Who is on the current council?
So far, there have been three council meetings under Suga.
In addition to Suga, Chief Cabinet Secretary Katsunobu Kato, State Minister for Economic and Fiscal Policy Yasutoshi Nishimura, Finance Minister Taro Aso, Economy, Trade and Industry Minister Hiroshi Kajiyama, and Internal Affairs and Communications Minister Ryota Takeda are members. Bank of Japan Gov. Haruhiko Kuroda is also one of the regular members. Administrative reform minister Taro Kono has attended as a temporary member.
Nongovernment participants include Shumpei Takemori, a Keio University economist whose specialty is foreign direct investment. Hiroaki Nakanishi, the head of the Japan Business Federation (Keidanren) and the executive chairman of Hitachi, has participated, as has Suntory Holdings CEO Takeshi Niinami, who is considered to be Suga’s economic “brain.”
What has the council discussed under Suga?
So far, discussions have centered on regulatory reform and digitalization of the economy, which Suga said would help create a flow of people from crowded areas to more rural areas, especially those in small and medium enterprises and startups, to spur regional growth.
How to promote more teleworking and distance learning are also topics that Suga wants council members to consider.
At the most recent council meeting on Monday, the emphasis was on realizing Suga’s goal to have Japan at zero greenhouse gas emissions by 2050 through more use of renewable energy. Nakanishi told council members that in order to realize these goals, a massive investment to strengthen the country’s electricity grid infrastructure and the development of large-scale batteries was essential.
What kind of influence has the council had?
When it was set up in 2001, then-Prime Minister Junichiro Koizumi appointed economic and fiscal policy minister Heizo Takenaka as council chair.
Under Takenaka, the council played a large role in helping Koizumi achieve his goal of structural reform.
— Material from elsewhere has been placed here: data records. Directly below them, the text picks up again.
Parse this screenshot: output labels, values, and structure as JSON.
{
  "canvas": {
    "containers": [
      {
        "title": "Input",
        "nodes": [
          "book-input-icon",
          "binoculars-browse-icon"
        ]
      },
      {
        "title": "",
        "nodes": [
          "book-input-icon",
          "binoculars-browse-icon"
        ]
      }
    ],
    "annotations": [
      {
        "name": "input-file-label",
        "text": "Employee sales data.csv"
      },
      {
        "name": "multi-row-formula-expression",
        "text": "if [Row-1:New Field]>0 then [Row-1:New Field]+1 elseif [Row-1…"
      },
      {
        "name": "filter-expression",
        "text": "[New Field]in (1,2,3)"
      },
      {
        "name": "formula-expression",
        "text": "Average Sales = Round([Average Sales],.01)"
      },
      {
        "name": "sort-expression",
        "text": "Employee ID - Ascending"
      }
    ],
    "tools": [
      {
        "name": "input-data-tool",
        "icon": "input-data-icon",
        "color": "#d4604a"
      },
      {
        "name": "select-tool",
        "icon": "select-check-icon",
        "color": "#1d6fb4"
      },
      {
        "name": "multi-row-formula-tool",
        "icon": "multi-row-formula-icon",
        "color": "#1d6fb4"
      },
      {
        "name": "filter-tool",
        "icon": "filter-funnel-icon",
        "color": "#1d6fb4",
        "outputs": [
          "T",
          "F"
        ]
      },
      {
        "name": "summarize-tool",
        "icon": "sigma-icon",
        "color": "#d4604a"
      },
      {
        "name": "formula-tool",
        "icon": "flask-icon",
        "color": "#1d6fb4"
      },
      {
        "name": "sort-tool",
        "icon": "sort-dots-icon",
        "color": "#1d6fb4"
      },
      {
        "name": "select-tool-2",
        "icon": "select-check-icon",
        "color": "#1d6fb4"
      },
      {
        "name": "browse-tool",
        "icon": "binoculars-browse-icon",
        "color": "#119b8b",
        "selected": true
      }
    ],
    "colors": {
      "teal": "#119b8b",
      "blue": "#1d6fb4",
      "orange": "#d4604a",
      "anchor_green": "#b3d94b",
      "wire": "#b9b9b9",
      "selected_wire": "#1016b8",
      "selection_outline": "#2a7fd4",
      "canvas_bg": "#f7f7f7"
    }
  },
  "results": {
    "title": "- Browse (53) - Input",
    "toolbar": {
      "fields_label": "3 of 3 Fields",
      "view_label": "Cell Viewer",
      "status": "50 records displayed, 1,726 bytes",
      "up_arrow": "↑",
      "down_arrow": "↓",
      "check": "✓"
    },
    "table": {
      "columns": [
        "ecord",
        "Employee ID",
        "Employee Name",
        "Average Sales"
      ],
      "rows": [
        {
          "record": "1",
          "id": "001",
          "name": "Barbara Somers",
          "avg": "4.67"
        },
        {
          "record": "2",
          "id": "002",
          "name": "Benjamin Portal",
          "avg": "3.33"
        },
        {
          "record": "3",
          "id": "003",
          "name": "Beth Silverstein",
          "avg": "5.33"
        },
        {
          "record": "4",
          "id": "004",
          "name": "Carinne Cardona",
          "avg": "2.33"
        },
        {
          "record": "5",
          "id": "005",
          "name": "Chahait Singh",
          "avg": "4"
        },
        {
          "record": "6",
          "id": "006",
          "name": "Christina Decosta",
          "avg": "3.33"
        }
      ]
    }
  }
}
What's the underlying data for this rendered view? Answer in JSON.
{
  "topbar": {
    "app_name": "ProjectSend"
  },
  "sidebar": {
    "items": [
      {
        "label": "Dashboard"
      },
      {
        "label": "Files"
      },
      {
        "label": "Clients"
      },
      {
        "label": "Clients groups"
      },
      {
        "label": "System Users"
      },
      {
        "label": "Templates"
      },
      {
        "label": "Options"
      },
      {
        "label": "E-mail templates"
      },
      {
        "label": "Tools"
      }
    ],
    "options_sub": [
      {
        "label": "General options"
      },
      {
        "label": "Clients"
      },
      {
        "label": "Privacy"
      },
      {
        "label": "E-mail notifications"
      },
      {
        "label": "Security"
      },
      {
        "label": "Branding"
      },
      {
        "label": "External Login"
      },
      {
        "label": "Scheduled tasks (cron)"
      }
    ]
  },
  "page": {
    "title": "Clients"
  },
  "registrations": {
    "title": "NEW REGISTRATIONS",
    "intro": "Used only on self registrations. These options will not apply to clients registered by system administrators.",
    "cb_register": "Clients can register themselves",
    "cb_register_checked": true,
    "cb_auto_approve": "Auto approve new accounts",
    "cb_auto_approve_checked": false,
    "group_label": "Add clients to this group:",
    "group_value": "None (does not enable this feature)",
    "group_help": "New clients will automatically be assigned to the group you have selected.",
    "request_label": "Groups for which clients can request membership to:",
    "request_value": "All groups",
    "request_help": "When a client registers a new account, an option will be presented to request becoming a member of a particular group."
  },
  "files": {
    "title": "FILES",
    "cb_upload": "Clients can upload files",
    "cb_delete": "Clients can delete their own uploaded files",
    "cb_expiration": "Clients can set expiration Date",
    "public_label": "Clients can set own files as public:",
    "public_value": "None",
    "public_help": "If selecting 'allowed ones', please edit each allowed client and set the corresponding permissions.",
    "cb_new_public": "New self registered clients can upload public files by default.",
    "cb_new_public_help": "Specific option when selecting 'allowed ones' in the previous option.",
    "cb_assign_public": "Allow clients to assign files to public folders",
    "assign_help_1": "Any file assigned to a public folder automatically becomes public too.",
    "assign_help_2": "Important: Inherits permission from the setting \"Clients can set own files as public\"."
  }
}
Though not a council member today, Takenaka has long been a strong advocate for the creation of a new digital agency to oversee the shift to a digital economy, a fundamental goal of Suga now being debated by the council.
How other council members also involved with digital economy issues, particularly the economy and trade minister and the internal affairs and communication, will advise the prime minister about a new digital agency not under the control of their ministries is likely to be the subject of lengthy discussion in subsequent council meetings and its recommendations are expected to greatly influence how the new agency operates.
What is the relationship between the Council on Economic and Fiscal Policy and the Growth Strategy Council?
The Growth Strategy Council was set up to debate the specifics of issues that will then be raised at the CEFP.
It is chaired by Kato and co-chaired by Nishimura and Kajiyama. Eight nongovernmental experts are council members. At least half have close relations with Suga. These include Takenaka and David Atkinson, a key adviser on Suga’s inbound tourism policy and the CEO of Konishi Decorative Arts and Crafts Co., as well as Yasufumi Kanemaru, president of Future Corp., and Tomoko Namba, founder of the DeNA mobile gaming company and owner of the Yokohama DeNA BayStars.
The council debates issues that include corporate restructuring, increased industrial production, supply chains, new ways of working and minimum wage issues, and energy and environmental policies.